After hearing the story of the Black Swan it is impossible not to feel (at least slightly) smug.   As programmers, however, we often have to deal with objects from the 'real world', (which to remind people that we are sort-of scientists,  we call 'the problem domain', or if we're sitting opposite a logician: the 'domain of discourse').

Nomenclature aside, it is often our task to build a model of the real world, a world about which we do not have complete information.   A model (my CS inspired definition) is really just the result of taking salient features of the real world and representing them in a way that is suitable for a computer to do something useful with.  If you hang around with enough programmers for long enough the word 'abstraction' will rear its head, which (at least on my blog) is a synonym for the act of modelling.

Modelling (or abstraction) is favoured by programmers because it allows great swathes of the real world to be captured by very little code.  Imagine you are building a till/checkout system for a supermarket, which to reduce the size of this post, contains only 3 items:
  1. bread
  2. milk 
  3. the guardian
Let us implement this as naively as possible:
  • scan bread, add £1.10 to the bill, display total on screen
  • scan milk, add £0.90 to the bill, display total on screen
  • scan the guardian, add £0.70 to the bill, display total on screen
The problem with this code is that we're treating every item with too much reverence.  For every extra item we add to the shop (a fine cheese for example) we'd have to add some more code.   We don't really care about the specifics of each item, all we care about is their price.   By treating the goods of the supermarket as  'priced products' we can simplify the logic:  (although unrealistic, we will assume the price is encoded in the barcode):
  • scan priced product X, convert barcode to price, display total.
If you've ever received junk mail you can be sure it was generated by treating all 'customers' as 'named addressable units', not as the unique individuals all my readers inevitably are.  Back to our example, the shopkeeper has been adding extra products to his store without need to update any software until one day he decides to add a 'pick and mix' counter.  His 'pick and mix' bags have a barcode, but the price is determined by the bag's weight, not just the barcode.  
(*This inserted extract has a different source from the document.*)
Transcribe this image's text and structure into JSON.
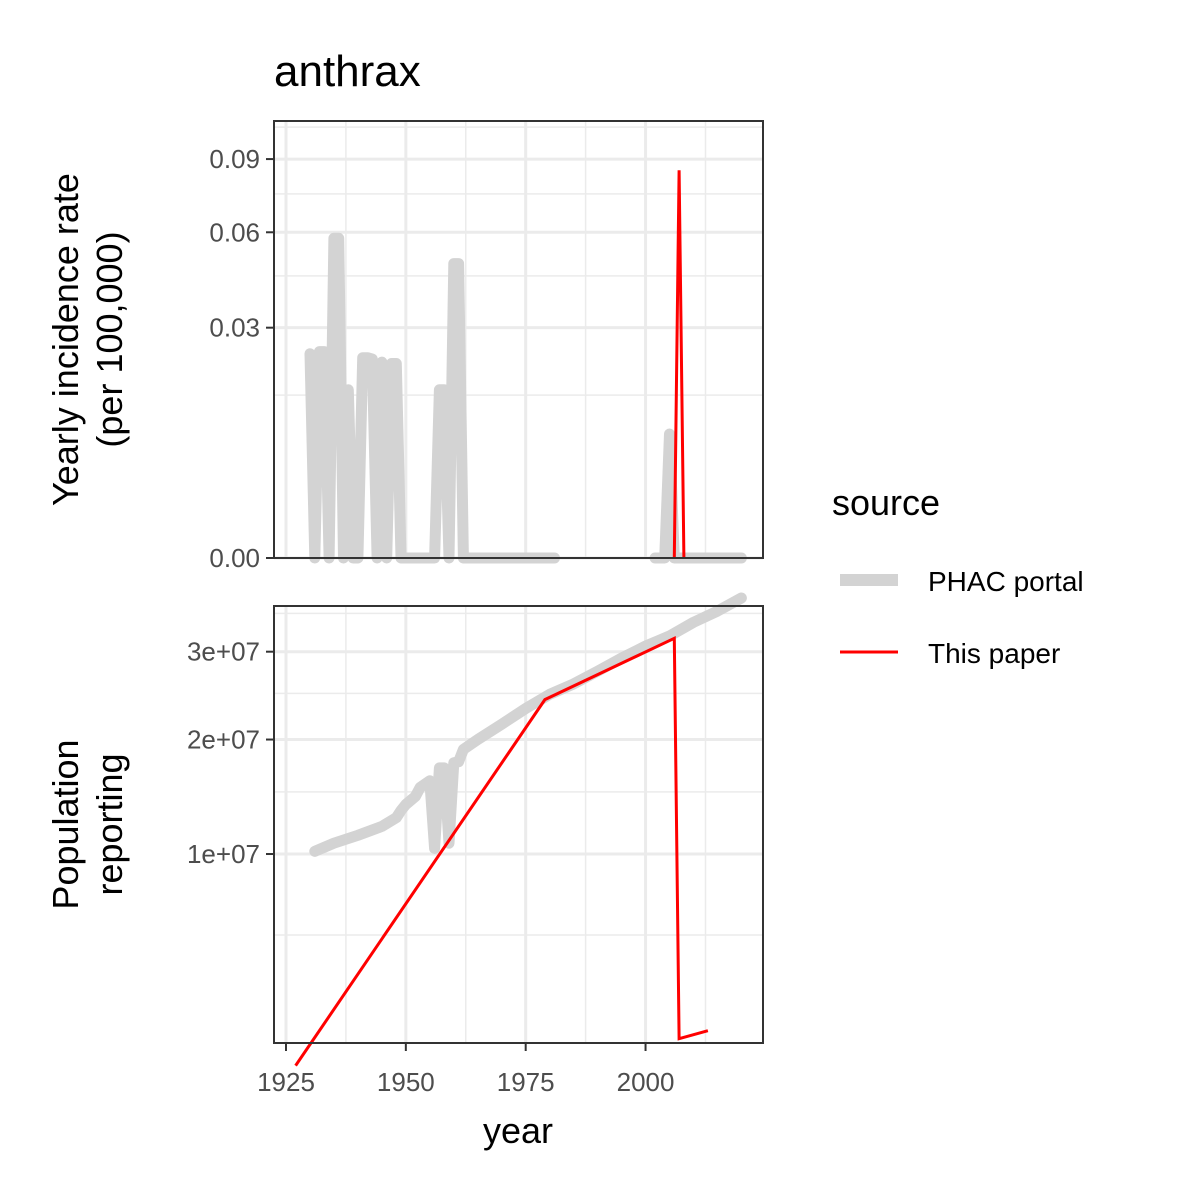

To fix this we have to add an exception or specialisation:
  • if product is 'pick and mix' weigh product, calculate price times weight, display total
  • else scan priced product X, convert barcode to price, display total 
I'd hoped this post would lead nicely into an overview of default reasoning, where we accept a default argument (the price of an item is determined by its barcode) unless we have further information (the item 'pick and mix' and should be weighed) but I have had more fun writing about a fictitious supermarket.   Sorry!